A 2009 change in the taxation of foreign earnings of UK multinationals led to a big increase in dividend repatriations to the UK. But the reform only led to a one-off adjustment and did not have any longer-lasting impact on dividend payments or foreign investments by the firms. These are the central conclusions of a study by Peter Egger and colleagues, published in the December 2015 issue of the Economic Journal.

Radical changes to countries'' tax systems are rare. An obvious reason for this is the inertia in policy-making that seems to be determined by the uncertainty about the effects associated with big reforms – how important the change is on average and, in the extreme, for some taxpayers as well as for the government.

In 2009, the UK instituted such a change by adopting a system of tax exemption of foreign-earned income of firms, moving from a system of tax credit or worldwide taxation as still applied by the United States, for example.

As with any other change to a tax system of similar magnitude, such an event is not only rare but it offers an opportunity to analyse changes in behaviour, given that the incentives for doing so were quite significant. In particular, one would have expected to see reactions in UK multinationals'' dividend repatriation behaviour after the reform: while dividends were taxed on repatriation under the old tax credit system, no such taxation applies under the new exemption system.

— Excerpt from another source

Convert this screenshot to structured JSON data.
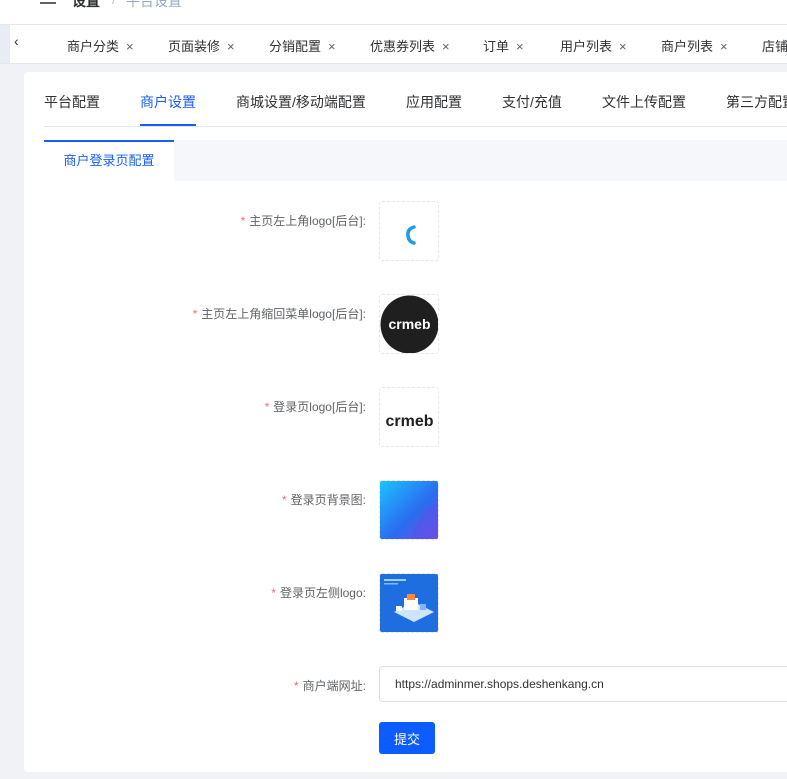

Questions of particular interest are: how big was the behavioural change in dividend repatriation directly after the reform? Did the reform change repatriation behaviour in the long run? And did the reform also have indirect effects on the real investments of UK multinationals abroad?

The results of the study suggest that the reform induced firms to pay out significantly more dividends to the UK. The average foreign affiliate of a UK multinational is estimated to have paid out about $2.15 million more in dividends immediately after the reform than it would have done in the absence of the reform.

Moreover, the average UK-owned foreign affiliate cut investment by about $3.05 million in response to the reform associated with the higher payouts to the UK. This suggests that the reform indirectly affected real outcomes via the change in incentives for profit repatriation to the benefit of investment projects in the UK.

It seems, however, that the reform only led to one-time adjustments and did not have any longer-lasting impact, since already by 2010 dividend payments as well as investments had returned to pre-reform levels.

''Consequences of the New UK Tax Exemption System: Evidence from Micro-level Data'' by Peter Egger, Valeria Merlo, Martin Ruf and Georg Wamser is published in the December 2015 issue of the Economic Journal. Peter Egger is at ETH Zurich. Valeria Merlo, Martin Ruf and Georg Wamser are at the University of Tuebingen.